Thursday, June 18, 2015

Broody chicken update

Just a few weeks ago I wrote about one of our chickens going broody.  I got a dozen fertilized eggs from a neighbor and put them under her.  She did her job and dutifully sat on them.

On June 15 my wife went out to peek at her and noticed cracked egg shell.
I went out with her later and picked up the hen (who was not happy about that).  The birds had hatched.
When I checked on them the next morning I found 3 unfertilized eggs and some broken shells in the nesting box
 I guess she pushed them out of the nest.  Instead they were sitting in the corner on the floor.
When I got home from work that night the mother hen and 4 of the chicks were on the ground under the coop.  The rest of the chicks were still in the coop.  I had to reach into the coop and get them out. 
Aww...
 
 
They follow her around everywhere and she's been showing them how to be a chicken.  I've seen them out in the yard, but mostly the stay by the coop.  She gets real defensive and puffs up huge whenever anything approaches. 
I managed to get them into the chicken tractor tonight.  I propped up the front of it and they wondered in there.  Then I pulled out the prop.  I think they'll be better off in there.  Last night they slept under the coop and the night before that I had to help them in.  The chicks aren't big enough to get up the ramp and into the coop on their own. 

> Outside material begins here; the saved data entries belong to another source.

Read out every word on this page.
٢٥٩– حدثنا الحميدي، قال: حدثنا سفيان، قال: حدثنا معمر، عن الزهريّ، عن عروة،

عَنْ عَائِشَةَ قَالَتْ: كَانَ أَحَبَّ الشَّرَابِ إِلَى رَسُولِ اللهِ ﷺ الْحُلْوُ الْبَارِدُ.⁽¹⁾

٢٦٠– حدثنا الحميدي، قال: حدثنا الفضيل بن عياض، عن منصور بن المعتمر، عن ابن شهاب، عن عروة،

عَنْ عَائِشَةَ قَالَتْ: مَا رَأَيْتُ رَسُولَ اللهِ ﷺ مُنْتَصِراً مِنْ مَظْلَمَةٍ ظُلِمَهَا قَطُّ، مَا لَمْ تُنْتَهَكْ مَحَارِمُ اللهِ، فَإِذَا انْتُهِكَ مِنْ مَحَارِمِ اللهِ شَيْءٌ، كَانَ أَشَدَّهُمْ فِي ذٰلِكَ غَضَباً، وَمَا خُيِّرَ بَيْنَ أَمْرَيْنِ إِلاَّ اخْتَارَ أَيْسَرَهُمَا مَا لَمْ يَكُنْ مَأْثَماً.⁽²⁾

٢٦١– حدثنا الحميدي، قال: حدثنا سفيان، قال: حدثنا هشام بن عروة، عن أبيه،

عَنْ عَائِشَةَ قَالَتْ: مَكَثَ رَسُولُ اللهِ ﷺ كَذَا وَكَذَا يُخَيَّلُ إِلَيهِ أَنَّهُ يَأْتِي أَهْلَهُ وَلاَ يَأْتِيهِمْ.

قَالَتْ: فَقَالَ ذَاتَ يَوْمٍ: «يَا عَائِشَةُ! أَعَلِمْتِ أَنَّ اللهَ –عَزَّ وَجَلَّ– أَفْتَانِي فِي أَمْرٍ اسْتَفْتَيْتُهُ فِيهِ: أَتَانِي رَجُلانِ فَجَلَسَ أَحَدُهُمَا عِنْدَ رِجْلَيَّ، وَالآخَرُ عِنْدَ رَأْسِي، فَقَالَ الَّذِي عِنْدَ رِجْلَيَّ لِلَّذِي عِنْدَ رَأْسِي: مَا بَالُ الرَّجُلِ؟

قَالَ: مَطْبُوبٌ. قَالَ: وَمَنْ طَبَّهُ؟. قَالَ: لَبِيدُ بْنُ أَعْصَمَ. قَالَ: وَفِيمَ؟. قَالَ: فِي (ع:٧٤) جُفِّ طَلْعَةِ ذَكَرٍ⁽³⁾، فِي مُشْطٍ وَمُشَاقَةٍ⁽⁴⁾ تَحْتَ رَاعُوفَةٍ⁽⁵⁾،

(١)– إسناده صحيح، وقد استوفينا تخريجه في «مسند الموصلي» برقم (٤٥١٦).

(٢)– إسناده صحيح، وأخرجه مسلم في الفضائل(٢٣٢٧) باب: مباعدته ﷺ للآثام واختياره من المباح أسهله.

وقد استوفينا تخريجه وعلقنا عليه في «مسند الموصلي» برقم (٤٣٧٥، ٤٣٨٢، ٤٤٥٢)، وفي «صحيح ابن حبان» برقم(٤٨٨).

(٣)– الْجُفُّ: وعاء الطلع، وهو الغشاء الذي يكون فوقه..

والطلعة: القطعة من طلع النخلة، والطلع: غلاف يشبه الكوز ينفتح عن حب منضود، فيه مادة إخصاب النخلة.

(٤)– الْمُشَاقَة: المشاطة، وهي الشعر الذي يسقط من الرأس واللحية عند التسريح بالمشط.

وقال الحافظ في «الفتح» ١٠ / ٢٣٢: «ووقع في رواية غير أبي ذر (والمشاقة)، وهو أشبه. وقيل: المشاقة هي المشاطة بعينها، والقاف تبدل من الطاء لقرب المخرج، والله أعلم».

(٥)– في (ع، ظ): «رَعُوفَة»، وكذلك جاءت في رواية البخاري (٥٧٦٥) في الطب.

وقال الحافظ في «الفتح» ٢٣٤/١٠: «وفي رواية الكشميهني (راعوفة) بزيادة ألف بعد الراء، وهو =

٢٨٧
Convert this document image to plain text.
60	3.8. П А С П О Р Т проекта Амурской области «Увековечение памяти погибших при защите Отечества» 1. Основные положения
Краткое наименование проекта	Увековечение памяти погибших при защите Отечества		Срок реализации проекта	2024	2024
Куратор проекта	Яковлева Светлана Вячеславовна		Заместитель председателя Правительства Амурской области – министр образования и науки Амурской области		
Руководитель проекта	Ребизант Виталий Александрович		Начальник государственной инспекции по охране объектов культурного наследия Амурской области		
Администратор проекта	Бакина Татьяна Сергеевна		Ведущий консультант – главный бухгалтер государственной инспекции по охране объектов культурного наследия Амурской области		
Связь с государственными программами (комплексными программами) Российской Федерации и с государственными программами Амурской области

One of the chicks didn't make it.  It hatched and it's legs moved a little bit, but it never got up and ran around like the others.  On the second day it was cold and stiff.  As luck would have it...  The neighbor I got the fertilized eggs from had some in an incubator.  Two of them were further along than she thought and they hatched!  So she brought them over and we stuck them under this chicken.  It's hard to count them, but we think there are 11.  That math doesn't work out in my mind (9 hatched, 1 died, 2 from the neighbor should be 10).  I don't know.  Maybe there are 10.  Or maybe I stuck 13 eggs under her and 10 hatched.   Whatever, all I know is that there are a lot of them.  Maybe I'll even have enough that they won't all be eaten by hawks.